In its decision this week in Miller v. Inslee, the Ninth Circuit held that Washington State’s authorization of SEIU Local 925 as the exclusive bargaining representative of the state’s childcare providers did not violate the First Amendment rights of a provider who objected to unionization. First, the panel said that the Supreme Court’s 1984 decision in Minnesota State Board for Community Colleges v. Knight governed the case. Alternatively, even if Janus v. AFSCME upset Knight as precedent, the exclusive bargaining arrangement still passed constitutional muster because the scope of representation was limited and the arrangement served the compelling state interest of labor peace. The Ninth Circuit follows in the footsteps of the First, Seventh, and Eighth Circuits, which have all found no First Amendment problem with unions serving as exclusive bargaining representatives for state-subsidized workers. In December, the National Right to Work Legal Defense Foundation filed a cert petition for Supreme Court review of the Eighth Circuit’s decision in Bierman v. Dayton.

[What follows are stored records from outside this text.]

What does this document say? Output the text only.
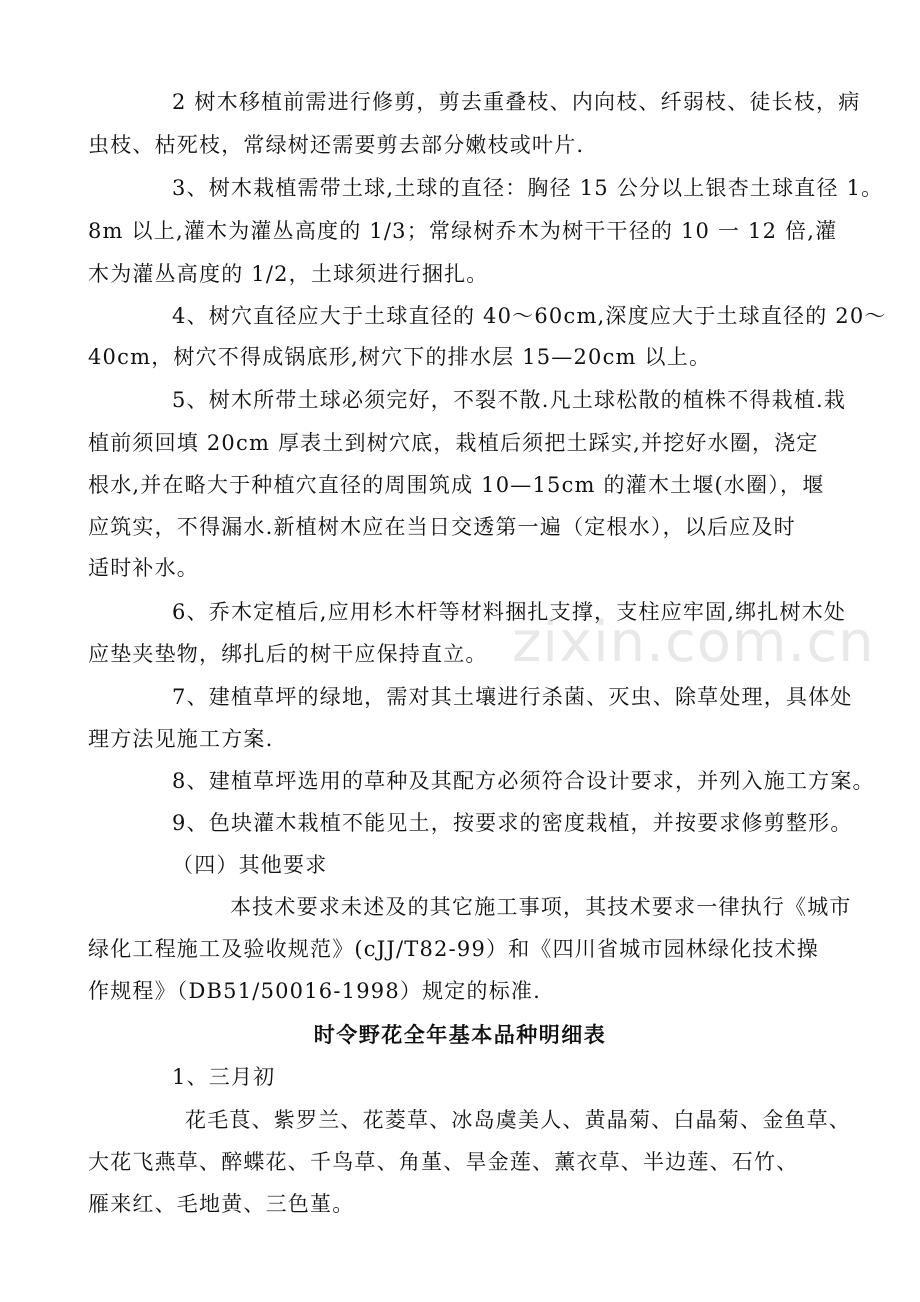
2 树木移植前需进行修剪，剪去重叠枝、内向枝、纤弱枝、徒长枝，病
虫枝、枯死枝，常绿树还需要剪去部分嫩枝或叶片.
3、树木栽植需带土球,土球的直径：胸径 15 公分以上银杏土球直径 1。
8m 以上,灌木为灌丛高度的 1/3；常绿树乔木为树干干径的 10 一 12 倍,灌
木为灌丛高度的 1/2，土球须进行捆扎。
4、树穴直径应大于土球直径的 40～60cm,深度应大于土球直径的 20～
40cm，树穴不得成锅底形,树穴下的排水层 15—20cm 以上。
5、树木所带土球必须完好，不裂不散.凡土球松散的植株不得栽植.栽
植前须回填 20cm 厚表土到树穴底，栽植后须把土踩实,并挖好水圈，浇定
根水,并在略大于种植穴直径的周围筑成 10—15cm 的灌木土堰(水圈），堰
应筑实，不得漏水.新植树木应在当日交透第一遍（定根水），以后应及时
适时补水。
6、乔木定植后,应用杉木杆等材料捆扎支撑，支柱应牢固,绑扎树木处
应垫夹垫物，绑扎后的树干应保持直立。
7、建植草坪的绿地，需对其土壤进行杀菌、灭虫、除草处理，具体处
理方法见施工方案.
8、建植草坪选用的草种及其配方必须符合设计要求，并列入施工方案。
9、色块灌木栽植不能见土，按要求的密度栽植，并按要求修剪整形。
（四）其他要求
本技术要求未述及的其它施工事项，其技术要求一律执行《城市
绿化工程施工及验收规范》(cJJ/T82-99）和《四川省城市园林绿化技术操
作规程》（DB51/50016-1998）规定的标准.
时令野花全年基本品种明细表
1、三月初
花毛茛、紫罗兰、花菱草、冰岛虞美人、黄晶菊、白晶菊、金鱼草、
大花飞燕草、醉蝶花、千鸟草、角堇、旱金莲、薰衣草、半边莲、石竹、
雁来红、毛地黄、三色堇。
zixin.com.cn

Bloomberg Law reports that NLRB General Counsel Peter Robb is urging the Board to overrule its 2014 decision in Food & Commercial Workers Local 700 (Kroger Limited Partnership), which reaffirmed its prior decision in California Saw & Knife. Kroger and California Saw established that a union fulfills its obligation to notify new employees of their right to be nonmembers and opt out of paying full union dues even when it does not tell workers up front how much they would pay as nonmembers. As Robb writes in his most recent memo, “It is obvious that employees will be better able to make informed decisions about whether to become Beck objectors if they know the amount of savings that will result from that decision.”
Yesterday the Senate Committee on Health, Education, Labor and Pensions voted to advance the nominations of Janet Dhillon to chair the EEOC, Scott Mugno to head OSHA, and Cheryl Stanton to direct the DOL’s Wage and Hour Division. The vote for the nominees split 12-11 along party lines. Committee Chairman Lamar Alexander encouraged the full Senate to approve the nominations swiftly.